3. Rutinitas Hair Mask sebagai Nutrisi Mendalam

Bukan hanya kulit wajah yang membutuhkan masker, rambut Anda pun memerlukan asupan nutrisi ekstra untuk memulihkan elastisitasnya. Menggunakan hair mask secara rutin sebanyak 1-2 kali seminggu adalah langkah krusial untuk memperbaiki kerusakan akibat bahan kimia. Fokuskan penggunaan masker pada bagian batang hingga ujung rambut agar kelembapan terjaga secara merata.

Pilihlah produk dengan kandungan bahan aktif seperti Keratin untuk memperkuat struktur rambut, Argan Oil untuk memberikan kilau, atau Shea Butter yang sangat baik untuk menghidrasi rambut kering akibat proses pewarnaan.

Dengan rutin melakukan perawatan ini, rambut Anda tidak hanya akan terhindar dari risiko patah dan bercabang, tetapi juga akan terasa lebih lembut, halus, dan terlihat jauh lebih sehat secara visual.

4. Kendalikan Penggunaan Alat Styling Panas

Ketergantungan pada alat styling seperti catokan atau pengeriting rambut memang sulit dihindari bagi sebagian orang. Namun, panas berlebih adalah musuh utama bagi rambut berwarna karena dapat membuka kutikula rambut dan mempercepat pemudaran warna. Jika Anda terpaksa menggunakan alat panas, pastikan untuk selalu mengaplikasikan heat protectant terlebih dahulu.

Selain itu, hindari penggunaan suhu maksimal pada alat styling Anda. Sebagai alternatif yang lebih ramah bagi kesehatan rambut, cobalah teknik heatless curls atau gaya rambut tanpa panas. Dengan mengurangi paparan panas secara drastis, Anda memberikan kesempatan bagi rambut untuk pulih dari stres kimiawi yang dialami saat proses pewarnaan.

5. Waspadai Sinar UV dan Air Berklorin

Seringkali kita abai bahwa lingkungan sekitar memiliki dampak besar terhadap warna rambut. Paparan sinar matahari yang terus-menerus dapat memudarkan pigmen warna secara alami. Untuk perlindungan ekstra saat beraktivitas di luar ruangan, Anda bisa menggunakan topi atau produk leave-in conditioner yang mengandung perlindungan UV.

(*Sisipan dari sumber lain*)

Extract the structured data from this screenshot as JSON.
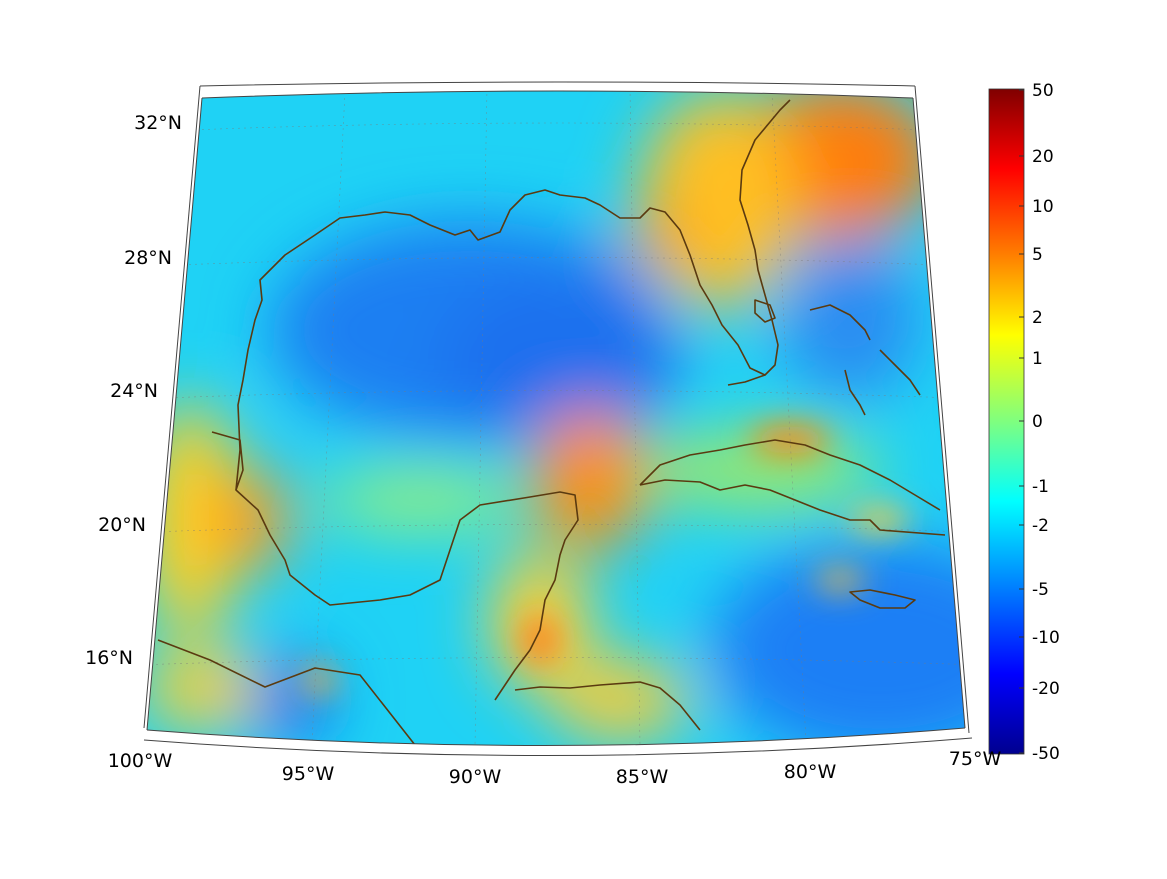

Hal yang sama berlaku untuk air kolam renang. Kandungan klorin di dalamnya sangat reaktif terhadap rambut berwarna dan bisa mengubah rona rambut Anda menjadi kusam atau bahkan berubah warna. Tips praktisnya, basahi rambut dengan air bersih sebelum berenang agar rambut tidak menyerap air klorin, atau gunakan swim cap untuk perlindungan maksimal. Dengan melakukan langkah-langkah pencegahan ini, gaya rambut baru Anda akan tetap memukau lebih lama.